Given the country's economic strength, "when if not now should there be significant pay increases for workers, including those in the public sector?" asked Verdi leader Frank Bsirske in an appearance at Frankfurt airport.

"We're determined to achieve this."

But the ADV airport operators' association accused unions of "lacking all proportionality" with the strike disrupting tens of thousands of journeys -- 90,000 at Lufthansa alone -- and whose costs they said would run into the millions.

- BEER AT 8:00 AM -
Travellers had plenty of notice of upsets to their plans, avoiding scenes of chaos at Frankfurt airport, but some could not avoid travelling Tuesday.

Sybille Metzler, who was due to travel to Amsterdam for a meeting, turned up at the hub despite warnings from the operator that her flight had been cancelled.

"I know, but I wanted to see if I can still get there, because it won't work with the train," the 41-year-old management accountant told AFP.

Some passengers who faced disruption were understanding of the walkout.

"It's fair enough. Hope they get it," said Porsche service manager Ashley Gillham, 40, of the strikers' pay demands -- despite having to switch to rail for part of her journey from New Zealand via Frankfurt to Mallorca.

"It's not a big deal, we would have been waiting at the airport for five hours anyway" for a connecting flight, she said.

"This way we get to have a beer at 8:00 am," Gillham joked.

- SIXTH WALKOUT AT AIR FRANCE -
In unrelated industrial action in France, air traffic was also severely disrupted as the country's biggest airline Air France was forced to cancel one in four flights, in the sixth round of strikes launched by its employees since February.

Around 65 percent of long-haul flights will depart as planned, the carrier said, with higher proportions on schedule among medium- and short-haul services from Paris and other French airports.
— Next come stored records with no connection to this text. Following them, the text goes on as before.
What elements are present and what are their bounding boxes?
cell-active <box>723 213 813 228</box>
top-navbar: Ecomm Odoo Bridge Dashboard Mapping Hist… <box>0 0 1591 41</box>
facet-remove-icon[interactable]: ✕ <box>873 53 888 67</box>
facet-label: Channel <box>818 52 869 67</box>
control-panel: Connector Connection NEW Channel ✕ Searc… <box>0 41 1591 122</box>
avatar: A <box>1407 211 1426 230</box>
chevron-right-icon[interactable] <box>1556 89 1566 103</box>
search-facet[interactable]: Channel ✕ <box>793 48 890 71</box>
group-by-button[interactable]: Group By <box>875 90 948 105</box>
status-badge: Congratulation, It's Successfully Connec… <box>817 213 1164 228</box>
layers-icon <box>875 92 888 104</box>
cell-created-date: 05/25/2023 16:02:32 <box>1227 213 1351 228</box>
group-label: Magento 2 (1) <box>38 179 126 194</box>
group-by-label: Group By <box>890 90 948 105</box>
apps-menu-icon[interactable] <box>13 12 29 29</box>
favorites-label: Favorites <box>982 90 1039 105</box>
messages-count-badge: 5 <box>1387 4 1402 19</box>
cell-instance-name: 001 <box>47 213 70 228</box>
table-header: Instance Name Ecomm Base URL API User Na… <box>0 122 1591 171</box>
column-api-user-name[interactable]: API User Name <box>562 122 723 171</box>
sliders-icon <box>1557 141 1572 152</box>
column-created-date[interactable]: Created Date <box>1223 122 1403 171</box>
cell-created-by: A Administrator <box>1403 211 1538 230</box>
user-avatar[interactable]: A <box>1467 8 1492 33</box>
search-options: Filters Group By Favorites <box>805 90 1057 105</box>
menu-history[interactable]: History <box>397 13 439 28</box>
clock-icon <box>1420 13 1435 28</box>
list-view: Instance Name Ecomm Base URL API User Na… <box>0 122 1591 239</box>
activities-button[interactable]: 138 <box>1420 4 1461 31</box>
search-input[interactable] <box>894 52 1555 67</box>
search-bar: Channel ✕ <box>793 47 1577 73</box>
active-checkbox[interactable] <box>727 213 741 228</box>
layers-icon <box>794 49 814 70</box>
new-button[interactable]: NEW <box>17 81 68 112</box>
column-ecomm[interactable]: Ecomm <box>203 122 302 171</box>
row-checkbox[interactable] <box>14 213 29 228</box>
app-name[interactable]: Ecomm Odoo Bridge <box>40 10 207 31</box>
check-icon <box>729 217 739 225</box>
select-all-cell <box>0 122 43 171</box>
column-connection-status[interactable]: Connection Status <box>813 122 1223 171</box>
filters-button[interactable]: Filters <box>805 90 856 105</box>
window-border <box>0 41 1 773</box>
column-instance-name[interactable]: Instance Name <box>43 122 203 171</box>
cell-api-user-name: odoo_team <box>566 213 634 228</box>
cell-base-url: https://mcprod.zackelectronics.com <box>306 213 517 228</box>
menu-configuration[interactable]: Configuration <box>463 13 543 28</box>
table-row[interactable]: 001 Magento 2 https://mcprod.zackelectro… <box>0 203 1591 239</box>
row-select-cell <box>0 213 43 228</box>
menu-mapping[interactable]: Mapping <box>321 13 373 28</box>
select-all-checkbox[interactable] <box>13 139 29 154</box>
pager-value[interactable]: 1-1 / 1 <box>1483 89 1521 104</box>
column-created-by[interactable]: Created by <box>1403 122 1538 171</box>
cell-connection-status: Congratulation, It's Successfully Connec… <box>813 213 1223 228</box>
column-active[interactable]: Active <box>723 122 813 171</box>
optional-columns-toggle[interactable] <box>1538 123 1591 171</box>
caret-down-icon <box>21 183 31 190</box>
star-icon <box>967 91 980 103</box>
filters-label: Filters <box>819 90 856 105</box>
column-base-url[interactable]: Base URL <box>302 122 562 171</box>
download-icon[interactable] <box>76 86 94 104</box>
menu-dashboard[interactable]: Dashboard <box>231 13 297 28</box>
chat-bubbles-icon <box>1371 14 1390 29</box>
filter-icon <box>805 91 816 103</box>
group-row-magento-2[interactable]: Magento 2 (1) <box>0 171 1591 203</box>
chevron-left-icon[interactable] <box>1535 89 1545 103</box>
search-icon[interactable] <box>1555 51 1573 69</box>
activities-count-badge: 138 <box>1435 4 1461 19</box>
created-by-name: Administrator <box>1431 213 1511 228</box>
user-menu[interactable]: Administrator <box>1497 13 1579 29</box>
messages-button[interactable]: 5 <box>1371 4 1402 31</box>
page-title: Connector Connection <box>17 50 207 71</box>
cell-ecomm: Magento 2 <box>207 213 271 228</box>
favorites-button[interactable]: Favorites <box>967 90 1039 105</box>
The group said the strikes between February 22 and April 11 were estimated to cost 170 million euros ($210 million).

But several Air France unions have called four further days of industrial action in April as they also seek a 6.0-percent pay raise.
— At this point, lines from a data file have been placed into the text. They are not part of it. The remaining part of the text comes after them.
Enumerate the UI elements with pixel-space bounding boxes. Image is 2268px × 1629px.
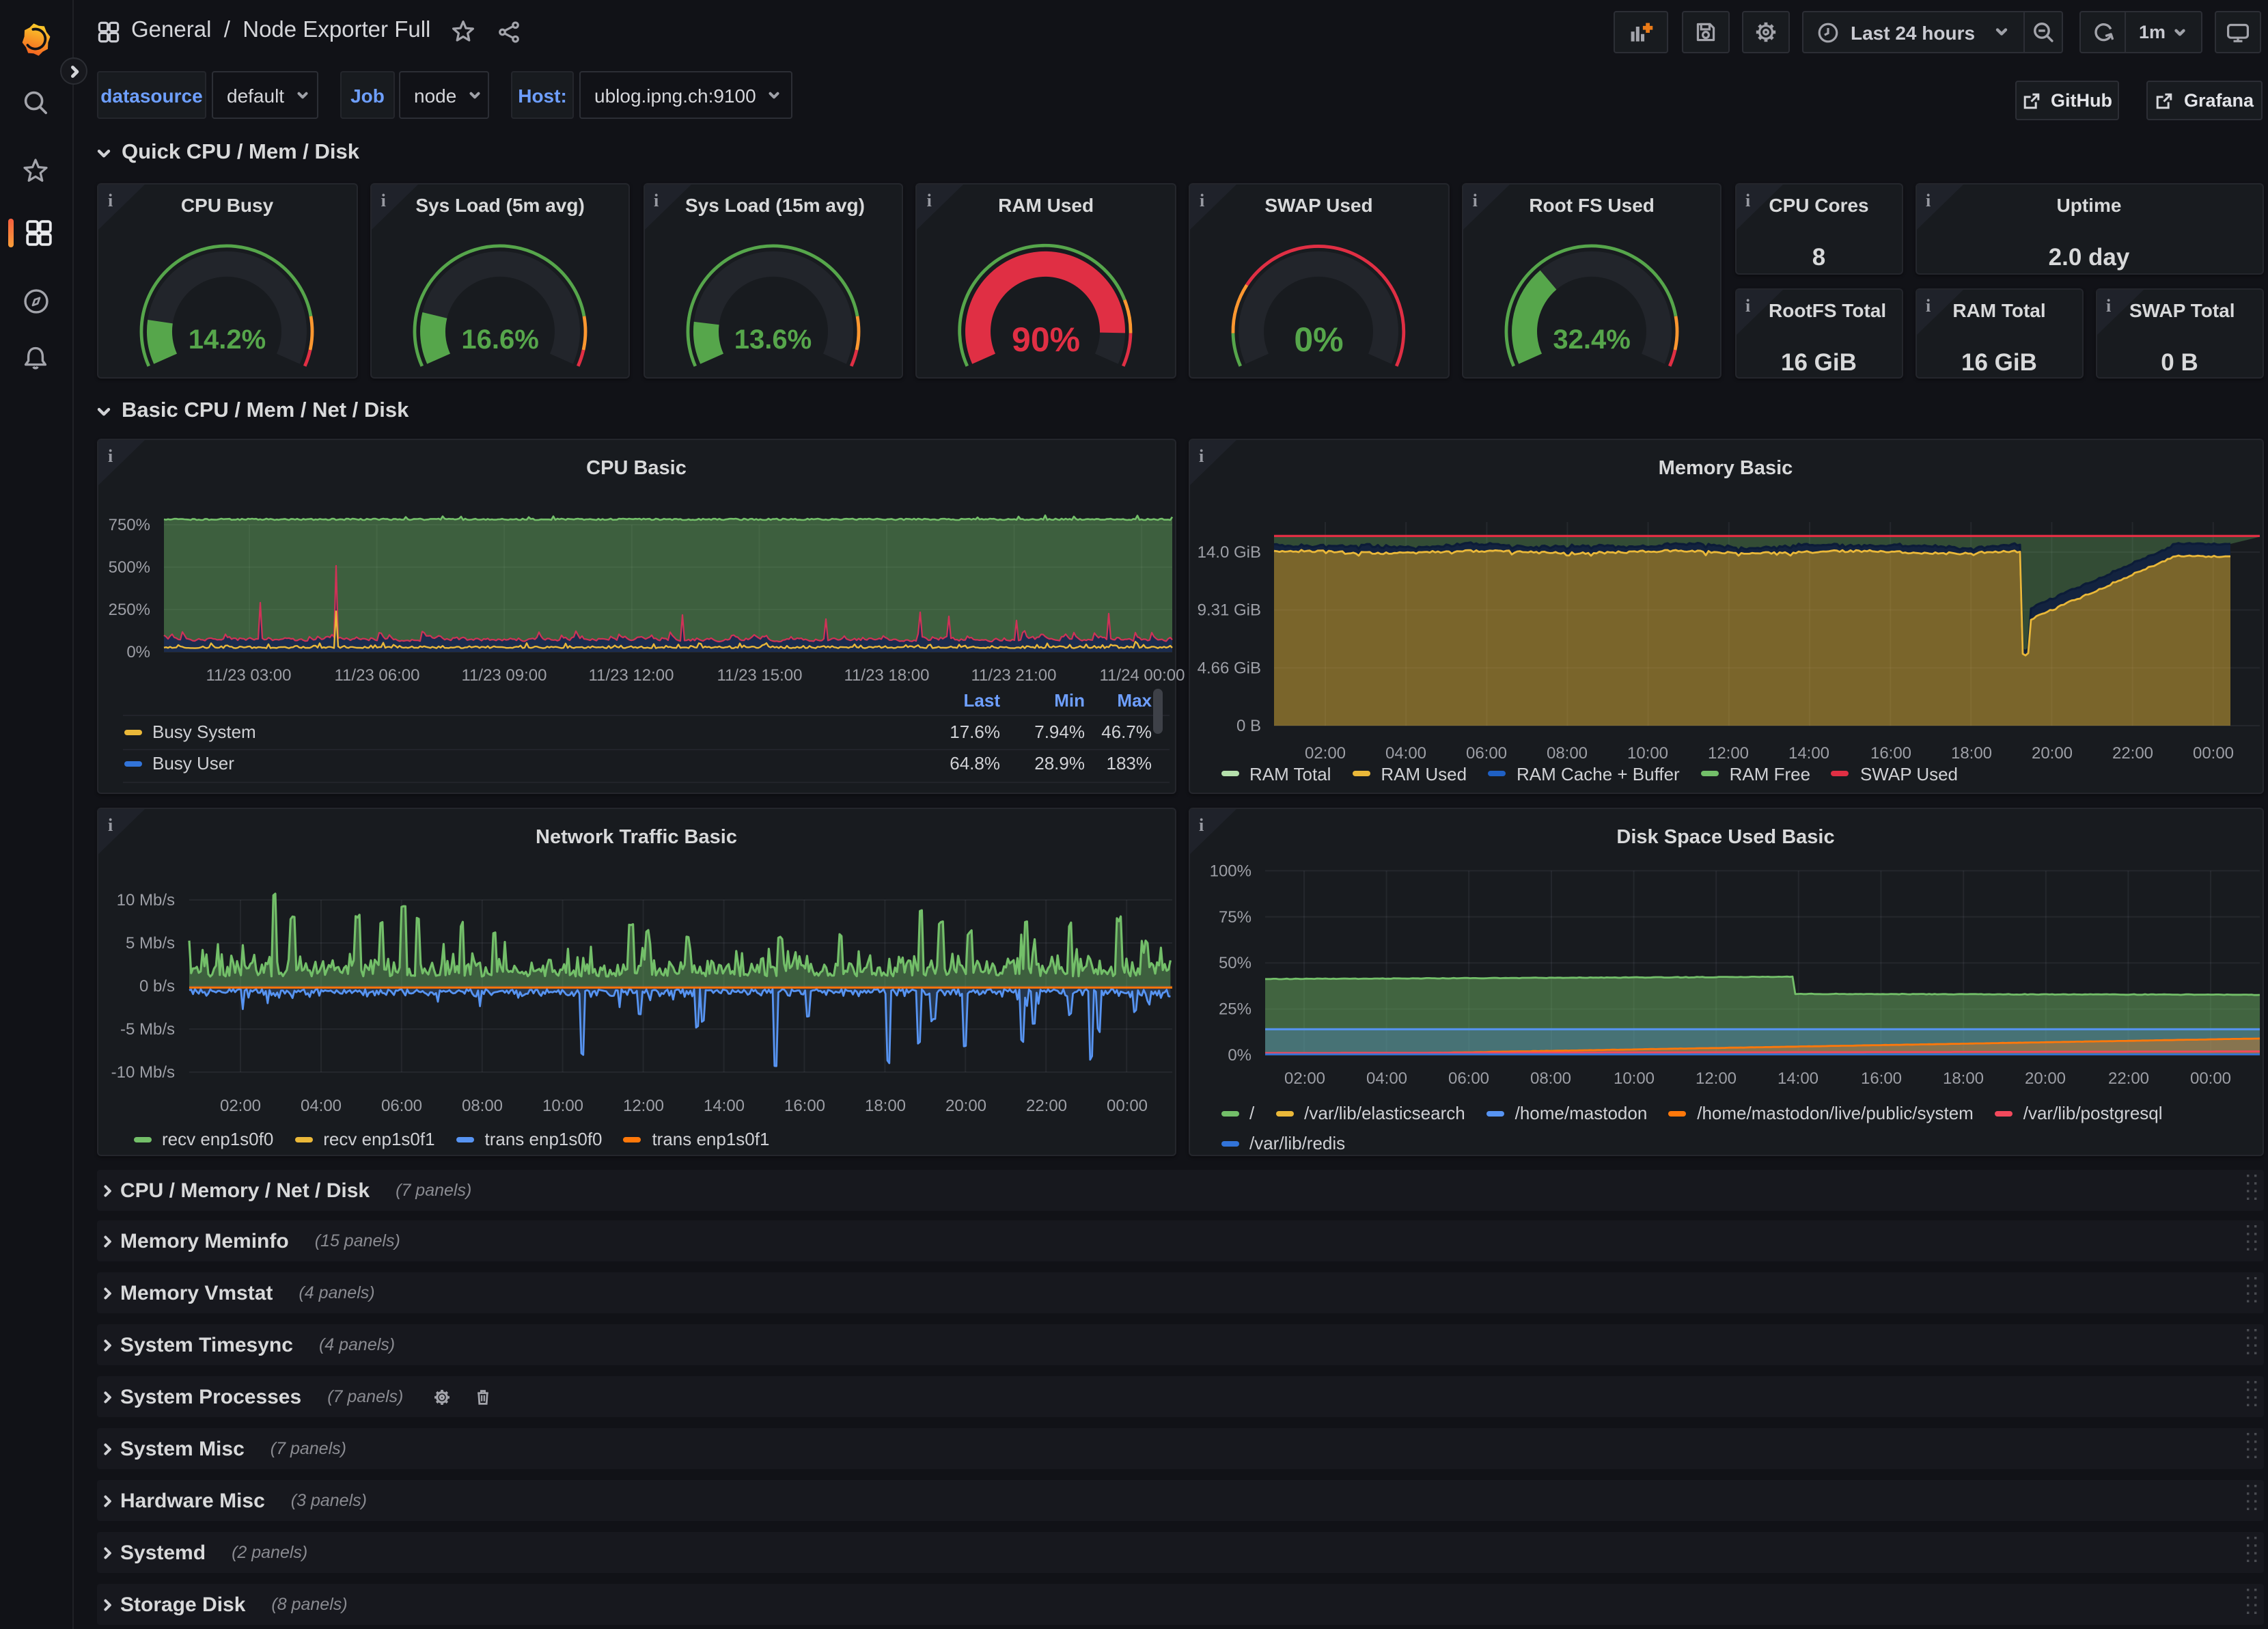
svg-text:11/23 12:00: 11/23 12:00: [588, 666, 674, 685]
svg-text:4.66 GiB: 4.66 GiB: [1197, 659, 1260, 677]
svg-text:22:00: 22:00: [1026, 1096, 1067, 1114]
svg-text:11/23 21:00: 11/23 21:00: [971, 666, 1056, 685]
svg-text:250%: 250%: [109, 601, 150, 619]
svg-text:-5 Mb/s: -5 Mb/s: [120, 1019, 175, 1038]
svg-text:06:00: 06:00: [381, 1096, 422, 1114]
svg-text:10:00: 10:00: [542, 1096, 583, 1114]
svg-text:20:00: 20:00: [2024, 1069, 2065, 1087]
svg-text:75%: 75%: [1218, 907, 1251, 926]
svg-text:-10 Mb/s: -10 Mb/s: [111, 1063, 175, 1081]
svg-text:18:00: 18:00: [865, 1096, 906, 1114]
svg-text:11/23 15:00: 11/23 15:00: [717, 666, 802, 685]
svg-text:0 b/s: 0 b/s: [139, 976, 175, 995]
svg-text:16:00: 16:00: [1860, 1069, 1901, 1087]
svg-text:10:00: 10:00: [1613, 1069, 1654, 1087]
svg-text:02:00: 02:00: [1284, 1069, 1325, 1087]
svg-text:18:00: 18:00: [1942, 1069, 1983, 1087]
svg-text:22:00: 22:00: [2112, 744, 2153, 763]
svg-text:0%: 0%: [1227, 1045, 1251, 1064]
svg-text:9.31 GiB: 9.31 GiB: [1197, 601, 1260, 620]
svg-text:500%: 500%: [109, 558, 150, 577]
svg-text:11/24 00:00: 11/24 00:00: [1099, 666, 1185, 685]
svg-text:08:00: 08:00: [1530, 1069, 1571, 1087]
svg-text:12:00: 12:00: [1695, 1069, 1736, 1087]
svg-text:20:00: 20:00: [945, 1096, 986, 1114]
svg-text:12:00: 12:00: [623, 1096, 664, 1114]
svg-text:50%: 50%: [1218, 953, 1251, 972]
svg-text:14:00: 14:00: [704, 1096, 745, 1114]
svg-text:14:00: 14:00: [1777, 1069, 1818, 1087]
svg-text:100%: 100%: [1209, 861, 1251, 879]
svg-text:10 Mb/s: 10 Mb/s: [117, 890, 175, 909]
svg-text:11/23 06:00: 11/23 06:00: [334, 666, 419, 685]
svg-text:0 B: 0 B: [1236, 717, 1260, 735]
svg-text:08:00: 08:00: [462, 1096, 503, 1114]
svg-text:04:00: 04:00: [1366, 1069, 1407, 1087]
svg-text:11/23 09:00: 11/23 09:00: [461, 666, 547, 685]
svg-text:14.0 GiB: 14.0 GiB: [1197, 543, 1260, 562]
svg-text:04:00: 04:00: [301, 1096, 342, 1114]
svg-text:5 Mb/s: 5 Mb/s: [126, 933, 175, 952]
svg-text:00:00: 00:00: [1107, 1096, 1148, 1114]
svg-text:750%: 750%: [109, 516, 150, 534]
svg-text:11/23 03:00: 11/23 03:00: [206, 666, 291, 685]
svg-text:00:00: 00:00: [2189, 1069, 2230, 1087]
svg-text:25%: 25%: [1218, 1000, 1251, 1018]
svg-text:22:00: 22:00: [2107, 1069, 2148, 1087]
svg-text:02:00: 02:00: [220, 1096, 261, 1114]
svg-text:0%: 0%: [126, 643, 150, 661]
svg-text:00:00: 00:00: [2192, 744, 2233, 763]
svg-text:06:00: 06:00: [1448, 1069, 1489, 1087]
svg-text:16:00: 16:00: [784, 1096, 825, 1114]
svg-text:11/23 18:00: 11/23 18:00: [844, 666, 929, 685]
svg-text:20:00: 20:00: [2031, 744, 2072, 763]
Managers say the company is not growing solidly enough to justify such salary boosts, which they reckon would cost 240 million euros per year.

Air France's labour woes come at the same time as disruption for French state rail operator SNCF.

Workers are staging repeated walkouts in a bid to scare the government off a planned reform to the national icon and to the special status its employees enjoy.